Letzter Gruß der Bleichgesichter

20. Juni 2015 in Aktuelles


Freunde und Fans nehmen Abschied von «Winnetou» Pierre Brice - Von Bernd Buchner (KNA).


München (kath.net/ KNA) Ein Schauspieler ist gestorben, doch es wirkt, als sei Winnetou höchstselbst ein zweites Mal in die ewigen Jagdgründe eingegangen. Freunde und Fans versammeln sich am Donnerstag in München zum Abschied von Pierre Brice, der den Apachenhäuptling in den Filmen der 1960er Jahre wie kein anderer verkörpert hat. Die Jesuitenkirche Sankt Michael ist restlos voll, zuvor sind Hunderte in einer Seitenkapelle am Sarg des Franzosen vorbeidefiliert. Viele tragen Weiß - wie es sich Brice gewünscht hatte. Ein letzter Gruß der Bleichgesichter.

Pierre Louis de Bris, so sein Geburtsname, starb am 6. Juni in Paris. Er wurde 86 Jahre alt. Geboren 1929, durchlief er eine eigentümliche Karriere. Sohn eines Marineoffiziers, hilft er als Junge seinem Vater im Widerstand gegen die Deutschen. Später kämpft Brice als Berufssoldat in Indochina und Algerien. Dann aber wird er von dem deutschen Produzenten Horst Wendlandt als Mime entdeckt. Seine Verkörperung des Apachenhäuptlings Winnetou macht ihn in den 1960er Jahren international berühmt.

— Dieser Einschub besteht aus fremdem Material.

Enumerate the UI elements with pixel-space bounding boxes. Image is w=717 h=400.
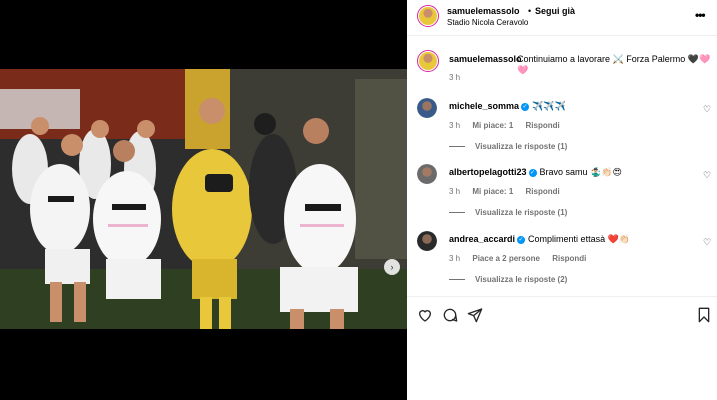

Winnetou und er hätten «für die gleichen Werte gekämpft: Gerechtigkeit und Freiheit», sagte Brice einmal. Seine Fans bestätigen das zum Abschied. «Diese Werte sind heute verloren», beklagt die Münchnerin Ida Kohlbeck (66), die im weißen Kleid an der Michaelskirche steht. Renate Ziegler (51), hochgewachsen und ebenfalls weiß gewandet, ist eigens aus Hamburg gekommen. Schon als Kind habe sie den Schauspieler geliebt, sagt sie. Später wirkte Ziegler bei den Bad Segeberger Karl-May-Festspielen mit, lernte Brice persönlich kennen. Einen halben Abend redeten sie über «Gott und die Welt».

Dass Brice ein überzeugter Katholik war, weiß Hermann Wohlgschaft, Priester im schwäbischen Günzburg: Der Schauspieler sei vom «Glaubenszeugnis» Winnetous sehr beeindruckt gewesen und habe sich unter anderem deswegen «sehr in seine Rolle vertieft», schildert der 71-jährige Karl-May-Biograf. Die Wandlung des Apachenhäuplings sei eine Motivation für den Franzosen gewesen. Trocken fügt Wohlgschaft an: «Pierre Brice war in einem Alter, in dem man sterben darf.» Es sei nicht zu erwarten gewesen, «ihn noch einmal als Winnetou auf der Leinwand zu sehen».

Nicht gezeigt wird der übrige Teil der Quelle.